To what end, one might ask? As a straightforward story, the events retold (and re-retold) in The Encounter are intriguing and powerful enough on their own. But amidst this multitudinous and ingenious sound gimmickry, McBurney unearths a key facet of the very text he’s manipulating, and that’s our perception of stories themselves. By recalling experiences and relaying them through layers, he’s creating fictional constructs around cultures – both the Mayoruna’s as well as our own – something we’ve done since the beginning of humanity to reflect our collective experiences, only here he’s forcing our minds and our souls to push through these layers, raking our way through the fields of fiction in order to better understand the individual elements that lay beneath. A white man running in circles in the middle of an imaginary forest is no longer merely a funny sight, but a desperate attempt to communicate, to the Mayoruna and to us. A desperation that we feel through every breath, as if it were our own.

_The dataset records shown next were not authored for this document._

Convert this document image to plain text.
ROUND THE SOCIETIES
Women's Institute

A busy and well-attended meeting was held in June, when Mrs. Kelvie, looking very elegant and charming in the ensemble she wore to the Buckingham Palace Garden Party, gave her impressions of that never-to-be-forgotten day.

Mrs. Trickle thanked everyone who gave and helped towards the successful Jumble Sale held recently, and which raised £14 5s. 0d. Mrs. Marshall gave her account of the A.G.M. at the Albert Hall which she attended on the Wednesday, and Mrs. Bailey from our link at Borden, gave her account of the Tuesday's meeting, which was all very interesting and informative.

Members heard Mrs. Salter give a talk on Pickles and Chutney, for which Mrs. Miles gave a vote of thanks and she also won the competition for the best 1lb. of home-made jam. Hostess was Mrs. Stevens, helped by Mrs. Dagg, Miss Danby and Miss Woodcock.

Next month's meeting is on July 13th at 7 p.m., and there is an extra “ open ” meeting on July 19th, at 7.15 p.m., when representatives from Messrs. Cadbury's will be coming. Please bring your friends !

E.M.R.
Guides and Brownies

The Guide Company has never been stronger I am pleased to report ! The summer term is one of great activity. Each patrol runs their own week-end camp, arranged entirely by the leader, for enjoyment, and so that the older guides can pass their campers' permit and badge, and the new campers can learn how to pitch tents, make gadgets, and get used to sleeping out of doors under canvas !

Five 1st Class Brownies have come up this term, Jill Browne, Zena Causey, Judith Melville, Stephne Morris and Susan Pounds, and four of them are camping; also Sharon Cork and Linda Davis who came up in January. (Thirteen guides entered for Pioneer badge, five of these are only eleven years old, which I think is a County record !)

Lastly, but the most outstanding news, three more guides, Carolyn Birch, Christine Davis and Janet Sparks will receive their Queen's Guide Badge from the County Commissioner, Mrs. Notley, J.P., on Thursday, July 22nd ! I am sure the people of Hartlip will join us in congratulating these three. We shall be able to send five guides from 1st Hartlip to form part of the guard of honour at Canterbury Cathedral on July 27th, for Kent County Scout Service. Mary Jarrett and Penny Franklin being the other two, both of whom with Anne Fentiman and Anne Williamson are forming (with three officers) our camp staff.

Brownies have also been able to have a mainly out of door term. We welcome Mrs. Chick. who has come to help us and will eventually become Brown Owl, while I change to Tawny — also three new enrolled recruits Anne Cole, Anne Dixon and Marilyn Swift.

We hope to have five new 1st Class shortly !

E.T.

McBurney builds both sound and performance in front of our very eyes, as if the story’s construction and critical de-construction were one and the same process. He lambasts the pitfalls of a digital world while using the digital itself to espouse simpler times, or rather, simpler feelings and perspectives that we don’t need to destroy our iPhones in order to return to. A togetherness of shared experience, much like the theatre, enhanced by modern technology.
The Encounter runs on Broadway until January 8th.